Accompanying this series of collective works are two new textiles by Muñoz.
Soledad Fatima Munoz is an interdisciplinary artist, cultural worker and researcher born in her family’s exile in Canada and raised in Rancagua, Chile. Her work seeks to explore the ever-changing social spaces we inhabit and the archival properties of cloth. Through the investigation of the materiality of sound and the understanding of the woven structure as the continuation of our interconnected social gesture, her practice seeks to fabricate embodied instances that participate in the construction of a more equitable society and the creation of new archives of resistance.
In 2017, she co-founded CURRENT “Feminist Electronic Art Symposium and Mentorship,” a multidisciplinary, electronic art program working with women, non-binary, and BIPOC (Black, Indigenous and People of Colour) artists in Canada and beyond. Her latest collaborative audiovisual project entitled “La Parte de Atras de la Arpillera” features a collection of interviews with Chilean textile workers whose experiences stitch together the country’s history of resistance. Soledad has been the recipient of several awards, including the City of Vancouver Mayor’s Arts Award for Emerging Artist, The School of the Art Institute of Chicago New Artist Society Full Merit Scholarship, the Emily Carr University of Art + Design President’s Media Award and most recently the Textile Society of America Student and New Professionals Award.

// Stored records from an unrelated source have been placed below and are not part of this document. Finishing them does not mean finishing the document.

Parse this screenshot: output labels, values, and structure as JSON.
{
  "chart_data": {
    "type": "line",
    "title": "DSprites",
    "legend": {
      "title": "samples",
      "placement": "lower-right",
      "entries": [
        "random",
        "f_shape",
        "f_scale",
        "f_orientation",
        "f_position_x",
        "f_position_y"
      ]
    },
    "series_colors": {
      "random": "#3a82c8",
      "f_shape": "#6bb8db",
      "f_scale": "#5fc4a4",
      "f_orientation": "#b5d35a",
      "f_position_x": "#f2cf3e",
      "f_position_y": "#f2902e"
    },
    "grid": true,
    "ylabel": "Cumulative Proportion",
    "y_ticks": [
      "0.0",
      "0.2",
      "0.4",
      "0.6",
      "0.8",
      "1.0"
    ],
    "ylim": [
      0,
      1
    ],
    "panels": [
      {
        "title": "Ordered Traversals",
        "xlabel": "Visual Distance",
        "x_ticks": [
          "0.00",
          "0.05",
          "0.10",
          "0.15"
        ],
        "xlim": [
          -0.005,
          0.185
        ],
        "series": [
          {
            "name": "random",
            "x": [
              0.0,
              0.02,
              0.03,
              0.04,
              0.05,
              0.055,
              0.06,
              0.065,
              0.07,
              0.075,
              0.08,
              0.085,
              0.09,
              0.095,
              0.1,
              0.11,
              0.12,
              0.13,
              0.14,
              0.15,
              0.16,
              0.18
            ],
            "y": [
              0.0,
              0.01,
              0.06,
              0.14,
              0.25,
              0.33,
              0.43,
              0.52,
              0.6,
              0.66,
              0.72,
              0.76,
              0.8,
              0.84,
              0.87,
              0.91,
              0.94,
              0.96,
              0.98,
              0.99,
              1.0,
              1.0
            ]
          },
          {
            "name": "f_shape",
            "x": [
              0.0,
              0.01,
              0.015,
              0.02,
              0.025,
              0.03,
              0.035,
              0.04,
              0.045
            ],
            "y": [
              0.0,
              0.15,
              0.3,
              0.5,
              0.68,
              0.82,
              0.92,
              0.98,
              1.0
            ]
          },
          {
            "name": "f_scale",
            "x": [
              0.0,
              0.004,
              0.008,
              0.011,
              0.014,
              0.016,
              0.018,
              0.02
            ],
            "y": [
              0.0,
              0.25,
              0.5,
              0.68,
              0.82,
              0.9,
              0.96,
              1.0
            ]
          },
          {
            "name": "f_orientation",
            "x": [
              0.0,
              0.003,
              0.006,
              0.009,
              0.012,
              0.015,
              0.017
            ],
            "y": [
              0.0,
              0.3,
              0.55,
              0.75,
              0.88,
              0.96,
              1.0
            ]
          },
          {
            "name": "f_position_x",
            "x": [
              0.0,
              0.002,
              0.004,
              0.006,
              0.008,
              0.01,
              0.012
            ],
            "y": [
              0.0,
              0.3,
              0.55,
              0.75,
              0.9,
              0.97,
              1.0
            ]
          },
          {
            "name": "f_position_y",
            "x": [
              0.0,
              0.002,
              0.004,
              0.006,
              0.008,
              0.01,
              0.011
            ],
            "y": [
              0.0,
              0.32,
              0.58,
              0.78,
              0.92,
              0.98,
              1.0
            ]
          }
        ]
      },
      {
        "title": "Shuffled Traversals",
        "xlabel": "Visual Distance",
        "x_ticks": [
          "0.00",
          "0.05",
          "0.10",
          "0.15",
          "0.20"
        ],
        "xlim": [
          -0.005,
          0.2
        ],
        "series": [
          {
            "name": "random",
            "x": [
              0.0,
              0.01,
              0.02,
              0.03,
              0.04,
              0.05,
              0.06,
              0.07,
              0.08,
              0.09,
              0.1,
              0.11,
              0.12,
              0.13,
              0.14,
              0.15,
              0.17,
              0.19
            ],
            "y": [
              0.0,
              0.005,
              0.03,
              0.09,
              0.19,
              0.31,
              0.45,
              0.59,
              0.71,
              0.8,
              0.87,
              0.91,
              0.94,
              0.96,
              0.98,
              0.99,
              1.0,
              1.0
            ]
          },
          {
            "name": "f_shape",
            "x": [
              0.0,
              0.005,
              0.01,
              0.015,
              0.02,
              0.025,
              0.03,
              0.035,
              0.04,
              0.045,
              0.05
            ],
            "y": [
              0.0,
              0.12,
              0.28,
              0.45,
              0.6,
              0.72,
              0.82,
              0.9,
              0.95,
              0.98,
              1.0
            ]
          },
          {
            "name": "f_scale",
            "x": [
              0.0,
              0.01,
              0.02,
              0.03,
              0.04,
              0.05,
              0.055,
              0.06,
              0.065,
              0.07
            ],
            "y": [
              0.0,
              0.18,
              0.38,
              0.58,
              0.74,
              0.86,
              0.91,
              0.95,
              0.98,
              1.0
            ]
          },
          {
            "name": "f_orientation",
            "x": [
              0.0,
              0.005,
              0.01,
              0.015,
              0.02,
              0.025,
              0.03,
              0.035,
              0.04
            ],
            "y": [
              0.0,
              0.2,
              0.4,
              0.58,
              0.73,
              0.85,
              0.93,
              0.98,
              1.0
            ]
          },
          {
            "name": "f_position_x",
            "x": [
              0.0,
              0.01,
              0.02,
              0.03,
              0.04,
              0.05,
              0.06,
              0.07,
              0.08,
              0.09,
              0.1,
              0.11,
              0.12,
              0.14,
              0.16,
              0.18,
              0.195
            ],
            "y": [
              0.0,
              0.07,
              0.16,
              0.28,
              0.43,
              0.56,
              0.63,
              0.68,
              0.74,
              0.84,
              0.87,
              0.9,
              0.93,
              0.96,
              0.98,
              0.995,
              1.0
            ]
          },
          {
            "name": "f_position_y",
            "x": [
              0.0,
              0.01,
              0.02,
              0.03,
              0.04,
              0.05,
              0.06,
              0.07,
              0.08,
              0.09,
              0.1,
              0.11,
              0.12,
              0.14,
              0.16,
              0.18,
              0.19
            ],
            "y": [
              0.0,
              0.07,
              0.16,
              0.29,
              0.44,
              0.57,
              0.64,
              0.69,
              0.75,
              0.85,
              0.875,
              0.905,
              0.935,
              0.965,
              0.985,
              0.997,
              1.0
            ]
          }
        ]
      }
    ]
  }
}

Yasmin Nurming–Por is a curator and arts administrator based in Toronto, Canada. She has held curatorial and research positions at Sheridan College, Images Festival, Art Gallery of Ontario and Walter Phillips Gallery amongst others. Recent independent projects include the National Museum of Women in the Arts (Washington, DC), Alberta Foundation for the Arts (Edmonton, AB), Art Gallery of Guelph (ON), Video Pool (Winnipeg, MB), grunt gallery (Vancouver, BC), aka artist run (Saskatoon, SK), and Trinity Square Video (Toronto, ON). She is a member of international research group Lower Frequencies which explores the roles of socially-engaged practices in the public sphere. Her current research centres on the roles of permanent collections as tied to nationalism in the settler-colonial and post-colonial societies of the former British Empire.